Его прервал Бертодулос, у которого язык уже развязался.
– Прославленный капитан Михалис, – начал он неторопливо и немного нараспев, – а не хотите ли послушать одну старинную венецианскую историю? Думаю, она вас развлечет. Я собственными глазами видел ее на сцене и с тех пор забыть не могу. Все беды и невзгоды меркнут перед страданиями Дездемоны…
– Кого-кого? – переспросил капитан Михалис, сдвинув брови.
– Дездемоны, высокочтимый капитан. Она была дочерью знатного венецианского вельможи, а полюбила мавра, который в порыве ревности ее задушил. Неужели вам не приходилось слышать эту историю? Все началось с платка…
Капитан Михалис сделал Бертодулосу нетерпеливый знак: заткнись, мол.
– Слышать не желаю никаких историй о женщинах!
Бертодулос сник, и трагедия венецианского мавра осталась недосказанной.
– Ну что, хозяин, прикажешь играть? – спросил Вендузос, взмахивая смычком.
– Играй, сатана! – процедил сквозь зубы капитан Михалис и прислонился к стене тяжелой, мутной головой.
Каямбис опрокинул кружку и утер губы. Фурогатос, впившись глазами в лиру, весь напружился и приподнял правую ногу…
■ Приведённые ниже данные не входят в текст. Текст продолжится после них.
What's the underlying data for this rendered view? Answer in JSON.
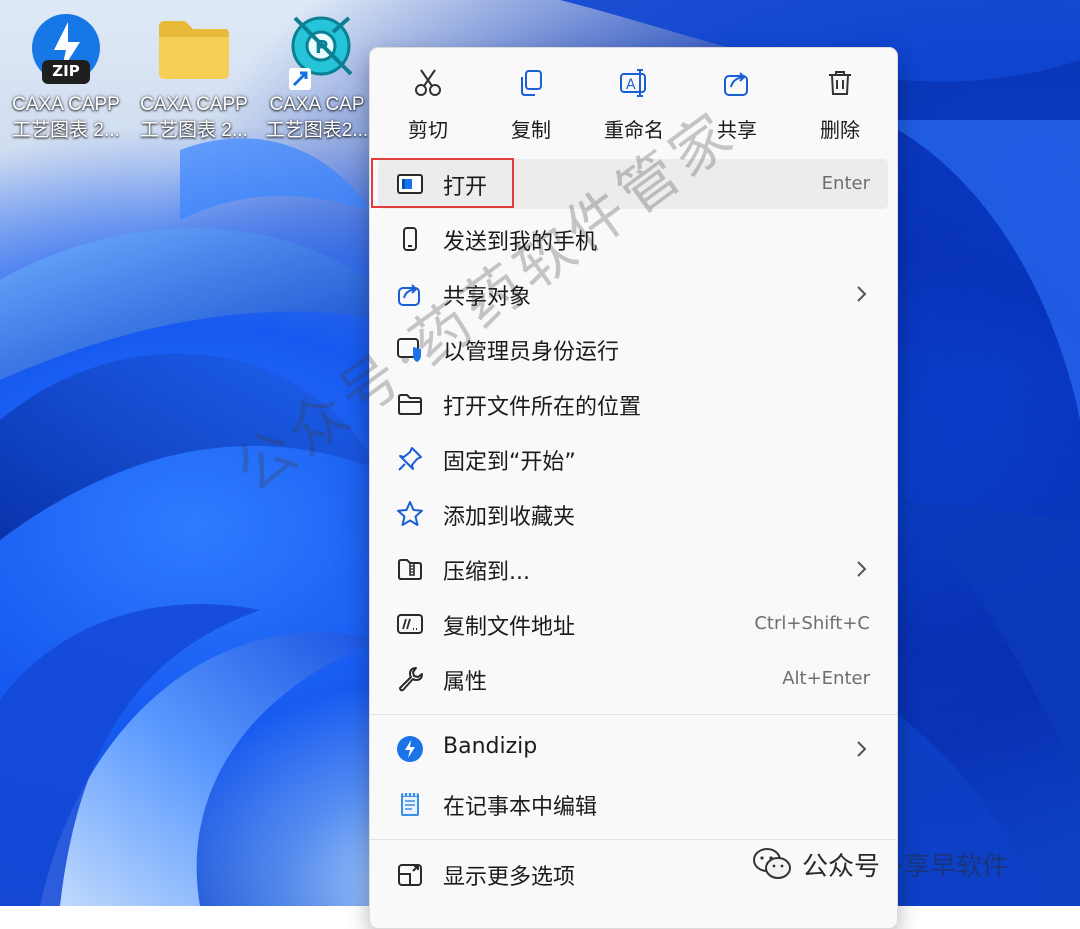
{
  "desktop": {
    "icons": [
      {
        "label_line1": "CAXA CAPP",
        "label_line2": "工艺图表 2...",
        "badge": "ZIP"
      },
      {
        "label_line1": "CAXA CAPP",
        "label_line2": "工艺图表 2..."
      },
      {
        "label_line1": "CAXA CAP",
        "label_line2": "工艺图表2..."
      }
    ]
  },
  "context_menu": {
    "toolbar": [
      {
        "label": "剪切",
        "icon": "scissors-icon"
      },
      {
        "label": "复制",
        "icon": "copy-icon"
      },
      {
        "label": "重命名",
        "icon": "rename-icon"
      },
      {
        "label": "共享",
        "icon": "share-icon"
      },
      {
        "label": "删除",
        "icon": "trash-icon"
      }
    ],
    "items": [
      {
        "label": "打开",
        "shortcut": "Enter",
        "icon": "open-app-icon"
      },
      {
        "label": "发送到我的手机",
        "icon": "phone-icon"
      },
      {
        "label": "共享对象",
        "icon": "share-icon"
      },
      {
        "label": "以管理员身份运行",
        "icon": "shield-icon"
      },
      {
        "label": "打开文件所在的位置",
        "icon": "folder-icon"
      },
      {
        "label": "固定到“开始”",
        "icon": "pin-icon"
      },
      {
        "label": "添加到收藏夹",
        "icon": "star-icon"
      },
      {
        "label": "压缩到...",
        "icon": "zip-folder-icon"
      },
      {
        "label": "复制文件地址",
        "shortcut": "Ctrl+Shift+C",
        "icon": "copy-path-icon"
      },
      {
        "label": "属性",
        "shortcut": "Alt+Enter",
        "icon": "wrench-icon"
      },
      {
        "label": "Bandizip",
        "icon": "bandizip-icon"
      },
      {
        "label": "在记事本中编辑",
        "icon": "notepad-icon"
      },
      {
        "label": "显示更多选项",
        "icon": "more-options-icon"
      }
    ]
  },
  "watermark": {
    "diagonal": "公众号·药药软件管家",
    "bottom_prefix": "公众号",
    "bottom_suffix": "·享早软件"
  },
  "colors": {
    "accent": "#1a73e8",
    "highlight_border": "#e23c3c",
    "menu_bg": "#f9f9f9"
  }
}
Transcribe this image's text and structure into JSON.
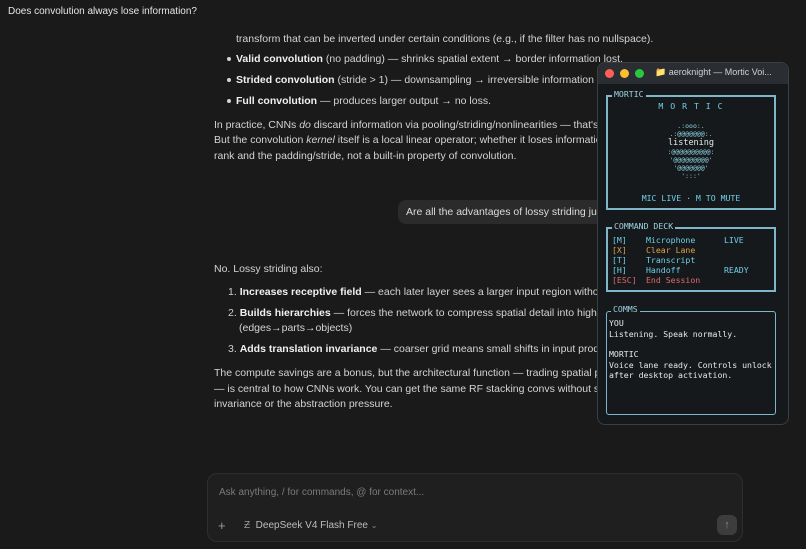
{
  "chat": {
    "title": "Does convolution always lose information?",
    "line_top": "transform that can be inverted under certain conditions (e.g., if the filter has no nullspace).",
    "bullets": [
      {
        "bold": "Valid convolution",
        "rest": " (no padding) — shrinks spatial extent → border information lost."
      },
      {
        "bold": "Strided convolution",
        "rest": " (stride > 1) — downsampling → irreversible information loss ("
      },
      {
        "bold": "Full convolution",
        "rest": " — produces larger output → no loss."
      }
    ],
    "para1_a": "In practice, CNNs ",
    "para1_em": "do",
    "para1_b": " discard information via pooling/striding/nonlinearities — that's th",
    "para1_line2_a": "But the convolution ",
    "para1_line2_em": "kernel",
    "para1_line2_b": " itself is a local linear operator; whether it loses information",
    "para1_line3": "rank and the padding/stride, not a built-in property of convolution.",
    "user_message": "Are all the advantages of lossy striding just",
    "answer_intro": "No. Lossy striding also:",
    "numbered": [
      {
        "n": "1.",
        "bold": "Increases receptive field",
        "rest": " — each later layer sees a larger input region without lar"
      },
      {
        "n": "2.",
        "bold": "Builds hierarchies",
        "rest": " — forces the network to compress spatial detail into higher-le",
        "line2": "(edges→parts→objects)"
      },
      {
        "n": "3.",
        "bold": "Adds translation invariance",
        "rest": " — coarser grid means small shifts in input produce s"
      }
    ],
    "closing_1": "The compute savings are a bonus, but the architectural function — trading spatial pred",
    "closing_2": "— is central to how CNNs work. You can get the same RF stacking convs without strid",
    "closing_3": "invariance or the abstraction pressure.",
    "input_placeholder": "Ask anything, / for commands, @ for context...",
    "model_label": "DeepSeek V4 Flash Free"
  },
  "terminal": {
    "title": "aeroknight — Mortic Voi...",
    "mortic_label": "MORTIC",
    "mortic_banner": "M O R T I C",
    "orb_lines": [
      ".:ooo:.",
      ".:@@@@@@@:.",
      "listening",
      ":@@@@@@@@@@:",
      "'@@@@@@@@@'",
      "'@@@@@@@'",
      "':::'"
    ],
    "mic_status": "MIC LIVE · M TO MUTE",
    "deck_label": "COMMAND DECK",
    "commands": [
      {
        "key": "[M]",
        "name": "Microphone",
        "state": "LIVE",
        "tone": "cyan"
      },
      {
        "key": "[X]",
        "name": "Clear Lane",
        "state": "",
        "tone": "amber"
      },
      {
        "key": "[T]",
        "name": "Transcript",
        "state": "",
        "tone": "cyan"
      },
      {
        "key": "[H]",
        "name": "Handoff",
        "state": "READY",
        "tone": "cyan"
      },
      {
        "key": "[ESC]",
        "name": "End Session",
        "state": "",
        "tone": "red"
      }
    ],
    "comms_label": "COMMS",
    "comms": [
      {
        "who": "YOU",
        "text": "Listening. Speak normally."
      },
      {
        "who": "MORTIC",
        "text": "Voice lane ready. Controls unlock after desktop activation."
      }
    ]
  },
  "colors": {
    "accent": "#6fd0e8",
    "amber": "#e0a14a",
    "red": "#e06a6a"
  }
}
Вдруг раздался страшный треск, дом содрогнулся, Бертодулос, чтоб не упасть, обнял винную бочку, с потолка посыпались айва, гранаты, дыни.
– Землетрясение! – завопил Вендузос, вскакивая на ноги.
Фурогатос на четвереньках пополз к двери. Каямбис всеми мыслями был в маленькой хижине на берегу моря со своей Гаруфальей. Эфендина упал навзничь и трясся как в лихорадке.
Наверху суетились и кричали женщины.
– Давайте откроем дверь и выйдем во двор, – чуть не плача, просил Фурогатос.
Капитан Михалис схватился за плеть, висевшую у него над головой.
– На место, трусливые черти!
– Но это землетрясение, капитан Михалис! – торопливо заговорил Фурогатос. – Человека еще можно побороть, а тут как…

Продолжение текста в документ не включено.